Metasupracrustal and metabasic rocks occur as enclaves and xenoliths associated with the voluminous granitic rocks exposed in the Slough Creek area of Yellowstone National Park (YNP). These pre-magmatic inclusions range from km-scale in the Buffalo Creek area to cm-scale as randomly distributed xenoliths. Metasedimentary enclaves in YNP generally consist of medium-to well-foliated schists. Strongly foliated garnet-bearing schists exhibit syn-kinematic growth of garnet and biotite. In some samples the garnet overprints foliation, indicative of post-deformational garnet growth. Within quartz rich layers, biotite grains tend to be oriented at an angle to the dominant fabric annealing of a crenulation cleavage indicative of multistage deformation within a single metamorphism. These metamorphic rocks are of higher grade than the Jardine Metasedimentary Sequence (JMS). Amphibolites typically contain the assemblage hornblende-plagioclase-quartz-magnetite with minor biotite, epidote, and titanite. On the outcrop, rare isoclinal fold hinges are preserved, indicating the foliation has been transposed, but no micro-fold hinges were observed in thin section. No primary sedimentary structures were observed at outcrop scale.

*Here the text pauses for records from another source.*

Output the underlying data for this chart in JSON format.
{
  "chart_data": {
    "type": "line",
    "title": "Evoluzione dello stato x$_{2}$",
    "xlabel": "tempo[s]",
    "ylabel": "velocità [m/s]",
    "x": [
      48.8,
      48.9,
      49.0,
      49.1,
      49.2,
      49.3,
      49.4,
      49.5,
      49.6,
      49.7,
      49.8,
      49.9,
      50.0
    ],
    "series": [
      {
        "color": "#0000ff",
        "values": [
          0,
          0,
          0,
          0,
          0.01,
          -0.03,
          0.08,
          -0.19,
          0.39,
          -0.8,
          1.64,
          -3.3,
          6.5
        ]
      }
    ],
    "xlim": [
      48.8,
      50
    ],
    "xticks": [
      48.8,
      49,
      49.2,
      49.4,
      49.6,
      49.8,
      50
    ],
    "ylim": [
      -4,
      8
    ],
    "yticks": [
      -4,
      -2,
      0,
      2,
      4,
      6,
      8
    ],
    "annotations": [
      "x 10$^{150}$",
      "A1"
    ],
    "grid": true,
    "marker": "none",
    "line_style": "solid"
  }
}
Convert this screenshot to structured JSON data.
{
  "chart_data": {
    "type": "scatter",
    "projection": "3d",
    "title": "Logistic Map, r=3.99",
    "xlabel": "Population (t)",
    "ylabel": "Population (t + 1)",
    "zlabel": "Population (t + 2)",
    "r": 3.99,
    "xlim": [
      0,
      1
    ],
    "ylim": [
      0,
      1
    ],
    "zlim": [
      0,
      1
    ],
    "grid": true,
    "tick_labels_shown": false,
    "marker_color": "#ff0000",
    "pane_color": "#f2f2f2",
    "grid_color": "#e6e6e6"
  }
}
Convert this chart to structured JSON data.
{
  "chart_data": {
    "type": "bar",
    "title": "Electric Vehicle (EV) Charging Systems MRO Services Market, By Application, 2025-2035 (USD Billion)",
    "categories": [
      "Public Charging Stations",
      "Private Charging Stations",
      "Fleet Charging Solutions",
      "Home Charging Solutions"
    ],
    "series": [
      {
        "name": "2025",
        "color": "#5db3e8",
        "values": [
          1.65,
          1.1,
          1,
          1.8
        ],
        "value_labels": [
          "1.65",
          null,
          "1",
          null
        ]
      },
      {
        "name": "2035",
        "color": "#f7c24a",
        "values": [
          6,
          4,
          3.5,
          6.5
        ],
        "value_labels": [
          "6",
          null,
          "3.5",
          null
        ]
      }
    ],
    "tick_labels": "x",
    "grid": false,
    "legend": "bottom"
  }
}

The xenoliths that lie to the east of a major shear zone at Slough Creek have been intruded by metaluminous, catazonal plutonic rocks with an estimated pressure of emplacement of 8 Kb. This study will test if the xenoliths in the Slough Creek area related to the extensive JMS to the west. JMS rocks crop out along a corridor in the Black Canyon of the Yellowstone River and are relatively low-grade with calculated PT conditions ranging from 572-609°C and 3.4-5.9 kbar. U-Pb geochronology of detrital zircons in the JMS and field relationships with 2.8 Ga plutons constrain the age of deposition of the metasediments to 2.8-2.9 Ga. Geochemical data from this study concluded that provenance was most similar to a continental arc setting and recognized them as turbidites based on well-preserved sedimentary structures. Whole-rock geochemical analysis (XRF, LA-ICPMS) is in progress to determine if the metasupracrustal xenoliths in this study are compositionally equivalent to the JMS, and comparative geothermobarometry will determine if they have comparable pressure and temperature conditions.